10. Oktober 2003 Der Hamburger Kaffeeröster Tchibo hat sein Interesse einer Aufstockung seiner Beteiligung an dem Kosmetikunternehmen Beiersdorf bekräftigt. Gleichzeitig sieht sich Tchibo nach eigenen Angaben aber nicht unter Zeitdruck, Beiersdorf-Anteile aus dem Besitz der Münchener Allianz hinzuzukaufen.
Wenn Anteile auf den Markt kommen, dann dürfte es niemanden überraschen, wenn wir unsere Anteile erhöhen wollen, sagte ein Tchibo-Sprecher. Er ließ allerdings offen, ob darüber noch in diesem Jahr eine Entscheidung fallen könne. Nun sei die Allianz am Zuge, die knapp 44 Prozent an Beiersdorf hält und mehrfach Bereitschaft zum Verkauf hat erkennen lassen.

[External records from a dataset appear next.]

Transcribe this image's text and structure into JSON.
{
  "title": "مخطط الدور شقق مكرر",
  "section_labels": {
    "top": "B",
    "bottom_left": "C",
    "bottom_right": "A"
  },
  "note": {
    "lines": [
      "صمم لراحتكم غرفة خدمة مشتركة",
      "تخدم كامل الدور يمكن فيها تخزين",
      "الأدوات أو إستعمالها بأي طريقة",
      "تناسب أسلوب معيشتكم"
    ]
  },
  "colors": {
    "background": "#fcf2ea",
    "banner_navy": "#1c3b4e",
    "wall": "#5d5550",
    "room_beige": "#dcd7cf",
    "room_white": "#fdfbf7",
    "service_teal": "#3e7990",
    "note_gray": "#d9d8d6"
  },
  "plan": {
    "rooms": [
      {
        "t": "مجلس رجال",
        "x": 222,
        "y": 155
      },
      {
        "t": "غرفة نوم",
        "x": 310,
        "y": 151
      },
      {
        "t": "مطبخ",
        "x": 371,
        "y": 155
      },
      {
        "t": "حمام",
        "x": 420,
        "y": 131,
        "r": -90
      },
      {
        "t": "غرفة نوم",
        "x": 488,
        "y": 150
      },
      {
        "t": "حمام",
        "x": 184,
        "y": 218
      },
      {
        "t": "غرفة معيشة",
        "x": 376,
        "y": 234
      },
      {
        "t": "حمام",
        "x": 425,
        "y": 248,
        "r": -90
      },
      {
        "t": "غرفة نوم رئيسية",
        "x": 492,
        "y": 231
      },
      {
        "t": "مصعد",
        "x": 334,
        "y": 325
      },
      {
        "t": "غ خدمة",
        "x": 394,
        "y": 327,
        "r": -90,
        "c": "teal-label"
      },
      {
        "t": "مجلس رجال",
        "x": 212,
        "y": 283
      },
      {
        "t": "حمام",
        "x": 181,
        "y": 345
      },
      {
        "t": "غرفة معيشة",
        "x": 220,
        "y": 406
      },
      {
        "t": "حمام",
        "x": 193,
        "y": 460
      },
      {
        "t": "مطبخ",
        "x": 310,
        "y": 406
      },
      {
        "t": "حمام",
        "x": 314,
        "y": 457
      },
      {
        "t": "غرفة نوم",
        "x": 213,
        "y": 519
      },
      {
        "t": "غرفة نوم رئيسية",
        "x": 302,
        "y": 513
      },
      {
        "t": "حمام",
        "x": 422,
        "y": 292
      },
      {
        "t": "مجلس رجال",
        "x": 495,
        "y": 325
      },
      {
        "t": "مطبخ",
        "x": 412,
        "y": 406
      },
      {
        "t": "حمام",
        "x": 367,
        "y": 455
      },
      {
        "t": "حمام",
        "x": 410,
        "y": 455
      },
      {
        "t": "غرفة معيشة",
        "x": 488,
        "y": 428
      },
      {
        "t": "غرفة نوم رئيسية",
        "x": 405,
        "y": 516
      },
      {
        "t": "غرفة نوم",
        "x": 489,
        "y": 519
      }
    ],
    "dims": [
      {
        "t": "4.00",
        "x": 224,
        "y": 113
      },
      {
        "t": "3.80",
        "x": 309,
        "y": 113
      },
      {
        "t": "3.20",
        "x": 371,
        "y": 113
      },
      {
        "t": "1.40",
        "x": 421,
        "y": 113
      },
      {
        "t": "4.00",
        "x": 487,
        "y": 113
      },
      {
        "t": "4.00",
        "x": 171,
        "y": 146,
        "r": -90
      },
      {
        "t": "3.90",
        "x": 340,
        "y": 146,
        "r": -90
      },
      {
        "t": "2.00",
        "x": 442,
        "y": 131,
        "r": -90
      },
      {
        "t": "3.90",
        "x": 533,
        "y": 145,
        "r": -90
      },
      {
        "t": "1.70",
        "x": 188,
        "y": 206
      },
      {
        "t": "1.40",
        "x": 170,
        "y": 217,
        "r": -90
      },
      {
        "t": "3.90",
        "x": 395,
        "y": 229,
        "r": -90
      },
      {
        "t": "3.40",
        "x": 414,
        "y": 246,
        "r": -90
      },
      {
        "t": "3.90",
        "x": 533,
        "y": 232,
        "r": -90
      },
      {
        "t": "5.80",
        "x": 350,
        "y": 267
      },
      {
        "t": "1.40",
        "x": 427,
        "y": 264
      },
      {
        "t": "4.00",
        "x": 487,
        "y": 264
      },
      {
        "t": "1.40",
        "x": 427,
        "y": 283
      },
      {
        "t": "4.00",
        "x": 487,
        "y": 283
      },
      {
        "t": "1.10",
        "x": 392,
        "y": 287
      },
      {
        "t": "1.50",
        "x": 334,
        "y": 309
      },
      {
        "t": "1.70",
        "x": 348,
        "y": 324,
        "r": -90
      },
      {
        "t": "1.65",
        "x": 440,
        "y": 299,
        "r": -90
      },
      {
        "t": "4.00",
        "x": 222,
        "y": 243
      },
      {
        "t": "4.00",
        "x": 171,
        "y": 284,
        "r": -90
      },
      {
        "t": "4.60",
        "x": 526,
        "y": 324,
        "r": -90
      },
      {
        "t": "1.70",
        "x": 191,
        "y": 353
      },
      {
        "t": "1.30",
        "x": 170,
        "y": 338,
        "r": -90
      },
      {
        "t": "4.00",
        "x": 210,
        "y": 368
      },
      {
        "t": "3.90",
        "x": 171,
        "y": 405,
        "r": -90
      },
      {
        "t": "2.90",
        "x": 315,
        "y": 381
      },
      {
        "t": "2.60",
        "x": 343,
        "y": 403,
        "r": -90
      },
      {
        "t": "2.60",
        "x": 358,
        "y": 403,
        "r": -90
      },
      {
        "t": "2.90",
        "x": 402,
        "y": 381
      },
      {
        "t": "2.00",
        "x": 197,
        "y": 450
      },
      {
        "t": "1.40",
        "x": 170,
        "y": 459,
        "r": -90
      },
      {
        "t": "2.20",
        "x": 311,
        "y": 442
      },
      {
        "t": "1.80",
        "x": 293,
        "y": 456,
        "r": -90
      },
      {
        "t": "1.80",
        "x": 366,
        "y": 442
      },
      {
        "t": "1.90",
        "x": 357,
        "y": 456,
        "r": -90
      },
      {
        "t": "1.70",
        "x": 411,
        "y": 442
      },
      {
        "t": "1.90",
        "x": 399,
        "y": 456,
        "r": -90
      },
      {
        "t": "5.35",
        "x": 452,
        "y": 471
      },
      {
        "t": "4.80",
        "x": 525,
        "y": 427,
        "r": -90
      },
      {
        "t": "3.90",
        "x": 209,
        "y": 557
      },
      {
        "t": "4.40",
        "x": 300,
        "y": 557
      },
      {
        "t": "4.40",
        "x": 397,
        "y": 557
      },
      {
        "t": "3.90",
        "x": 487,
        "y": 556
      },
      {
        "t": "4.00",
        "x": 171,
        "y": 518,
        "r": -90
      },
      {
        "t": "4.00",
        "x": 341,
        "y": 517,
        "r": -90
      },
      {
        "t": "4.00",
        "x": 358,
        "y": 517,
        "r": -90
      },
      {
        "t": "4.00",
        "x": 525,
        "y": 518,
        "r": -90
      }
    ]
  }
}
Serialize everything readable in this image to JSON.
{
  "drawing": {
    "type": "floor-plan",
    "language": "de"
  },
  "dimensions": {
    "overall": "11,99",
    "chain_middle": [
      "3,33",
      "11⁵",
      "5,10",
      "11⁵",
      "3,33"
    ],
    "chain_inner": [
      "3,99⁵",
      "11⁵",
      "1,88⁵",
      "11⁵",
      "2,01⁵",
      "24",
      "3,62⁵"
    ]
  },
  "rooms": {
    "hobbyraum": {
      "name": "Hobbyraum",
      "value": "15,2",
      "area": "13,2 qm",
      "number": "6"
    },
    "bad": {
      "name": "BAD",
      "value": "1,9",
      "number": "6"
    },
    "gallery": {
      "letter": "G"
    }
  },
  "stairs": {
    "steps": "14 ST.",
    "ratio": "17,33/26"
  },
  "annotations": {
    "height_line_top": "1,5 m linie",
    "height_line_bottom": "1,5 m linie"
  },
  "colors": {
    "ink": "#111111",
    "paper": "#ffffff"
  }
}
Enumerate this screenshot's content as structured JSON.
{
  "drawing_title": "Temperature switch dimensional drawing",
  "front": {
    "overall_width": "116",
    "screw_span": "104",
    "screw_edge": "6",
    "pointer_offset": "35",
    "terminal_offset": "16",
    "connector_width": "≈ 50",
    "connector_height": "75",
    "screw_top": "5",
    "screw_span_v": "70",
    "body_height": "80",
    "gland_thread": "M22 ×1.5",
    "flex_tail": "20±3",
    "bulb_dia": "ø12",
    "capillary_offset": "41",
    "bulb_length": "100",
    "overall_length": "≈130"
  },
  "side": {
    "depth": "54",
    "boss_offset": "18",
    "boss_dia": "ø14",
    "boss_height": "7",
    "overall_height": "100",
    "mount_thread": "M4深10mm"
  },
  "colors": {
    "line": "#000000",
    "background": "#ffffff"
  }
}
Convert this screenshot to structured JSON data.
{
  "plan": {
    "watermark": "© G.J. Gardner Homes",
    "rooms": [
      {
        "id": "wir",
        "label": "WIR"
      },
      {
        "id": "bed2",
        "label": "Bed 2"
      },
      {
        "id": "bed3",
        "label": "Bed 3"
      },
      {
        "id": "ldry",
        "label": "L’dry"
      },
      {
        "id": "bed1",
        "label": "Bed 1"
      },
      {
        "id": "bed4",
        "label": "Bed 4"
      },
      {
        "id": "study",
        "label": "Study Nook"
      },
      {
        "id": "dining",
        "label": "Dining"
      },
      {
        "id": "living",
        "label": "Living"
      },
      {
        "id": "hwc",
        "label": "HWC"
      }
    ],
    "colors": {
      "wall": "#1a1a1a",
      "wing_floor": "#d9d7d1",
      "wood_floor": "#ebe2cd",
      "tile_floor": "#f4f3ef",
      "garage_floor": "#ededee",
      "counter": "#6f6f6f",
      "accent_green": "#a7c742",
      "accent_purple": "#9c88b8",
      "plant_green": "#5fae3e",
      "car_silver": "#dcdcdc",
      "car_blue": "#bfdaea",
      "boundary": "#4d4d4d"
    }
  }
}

Weder Tchibo noch der Münchener Allfinanzkonzern wollten Stellung zu einem Bericht des Wall Street Journal nehmen, wonach Tchibo angeblich noch vor Jahresende ein Angebot für Teile oder den kompletten Allianz-Anteil an Beiersdorf vorbereiten will. Die Aktien von Beiersdorf verloren am Freitag 1,7 Prozent auf 108,60 Euro, während der MDax 0,3 Prozent nachgab.
Der Tchibo-Sprecher gab Aussagen von Vorstandschef Dieter Ammer wieder, der bereits mehrfach wie auch schon sein Vorgänger Reinhard Pöllath Interesse an einer Aufstockung des Beiersdorf-Anteils bekundet hat. Tchibo sei sehr zufrieden mit seiner Beteiligung an dem hoch profitablen Kosmetikunternehmen, sagte der Sprecher. Die Strategie des Managements verspreche auch in Zukunft Wachstum.
Als weiteres Unternehmen hatte kürzlich der amerikanische Konsumgüterhersteller Procter & Gamble sein Interesse an Beiersdorf bekräftigt. Vorstandschef Alan Lafley hatte dabei allerdings erklärt, er sei gar nicht sicher, ob der Kosmetikkonzern überhaupt zum Verkauf stehe. Dem P&G-Konzern, der jüngst bereits den Darmstädter Haarpflegespezialisten Wella für sechs Milliarden Euro gekauft hatte, wird seit längerem ein Kaufinteresse an Beiersdorf nachgesagt.
Dabei scheuen die Amerikaner aber offenbar davor zurück, bei einer Übernahme des Allianz-Anteils mit Tchibo einen weiteren Großaktionär mit am Tisch sitzen zu haben, der im Aufsichtsrat Entscheidungen blockieren kann. Tchibo hält mit 30,4 Prozent eine Sperrminorität an Beiersdorf.